Sunday, June 17, 2012

Storm




















As Iowa turned into Nebraska, I saw the sun turn into a sheet of dark sky. Traffic through Omaha moved at a dead crawl, nothing but glowing headlights, black as night in the middle of the day. I was thankful when I drove out of the city and the light started to return. Then it got worse. I could see nothing around me but thick grey sheets of pounding rain. The music that soothed me turned into a screeching signal, "THIS IS THE EMERGENCY BROADCAST SYSTEM, THIS IS NOT A TEST," with a warning of tornadoes at mile marker 414. I was at mile marker 412. 


There was no way to stop and no where to go, so I just kept going. An exit appeared. I took it. A single truck stop with a restaurant. I ran through the rain to the entrance. The storm showed no sign of letting up so I went into the restaurant and ordered tea and a piece of pie. Lukewarm Lipton and the worst apple pie I'd ever had. I picked at the crust around the gummy filling, waiting for time and the storm to pass. The sky seemed to clear and I went to pay my bill.

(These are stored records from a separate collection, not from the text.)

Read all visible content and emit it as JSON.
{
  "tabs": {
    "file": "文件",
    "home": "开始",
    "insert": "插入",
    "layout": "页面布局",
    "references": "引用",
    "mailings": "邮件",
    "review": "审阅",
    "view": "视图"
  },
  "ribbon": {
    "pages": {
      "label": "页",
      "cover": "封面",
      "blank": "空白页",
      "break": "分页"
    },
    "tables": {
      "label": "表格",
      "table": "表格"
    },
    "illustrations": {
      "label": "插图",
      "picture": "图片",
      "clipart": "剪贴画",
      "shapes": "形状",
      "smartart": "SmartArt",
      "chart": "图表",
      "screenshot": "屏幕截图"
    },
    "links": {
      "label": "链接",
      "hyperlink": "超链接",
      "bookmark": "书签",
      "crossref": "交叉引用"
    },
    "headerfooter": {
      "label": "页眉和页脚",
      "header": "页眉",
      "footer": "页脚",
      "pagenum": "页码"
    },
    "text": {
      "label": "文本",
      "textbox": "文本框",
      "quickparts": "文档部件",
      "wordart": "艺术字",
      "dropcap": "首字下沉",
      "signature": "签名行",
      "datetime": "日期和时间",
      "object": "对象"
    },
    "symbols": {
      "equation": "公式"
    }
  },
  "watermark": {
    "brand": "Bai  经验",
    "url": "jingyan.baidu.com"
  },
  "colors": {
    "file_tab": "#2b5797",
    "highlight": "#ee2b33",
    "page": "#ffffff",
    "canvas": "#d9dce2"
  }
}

The lady behind the counter told me the interstate was closed. A semi had been hit by a tornado at mile marker 414 and was strewn across the highway, there was no way around it. It was where I would've been if I hadn't seen the exit and stopped for pie. She gave me directions to the frontage road where I drove past flooded fields and enormous trees snapped in half.


Storms returned and raged on and off for hours, a battle between dark and light. Silvery sun ripped through angry black clouds, only to be snuffed out again. Light grey calm would give me hope, until I saw another storm rolling across the fields with nothing to brake it. Mile after mile of terrifying storms raging through Nebraska, no where to stop, no where to go. When the fear was at its worst I felt myself merge with the deer and it gave me calm and I sang and I drove.


I arrived at the hotel, grateful and shaky and exhausted. I bought a bottle of water. The next morning when the sun rose I saw it was made of blue glass. When I arrived in Los Angeles weeks later for my internship, my first patient was a truck driver with a brain injury, whose semi had rolled over in an accident.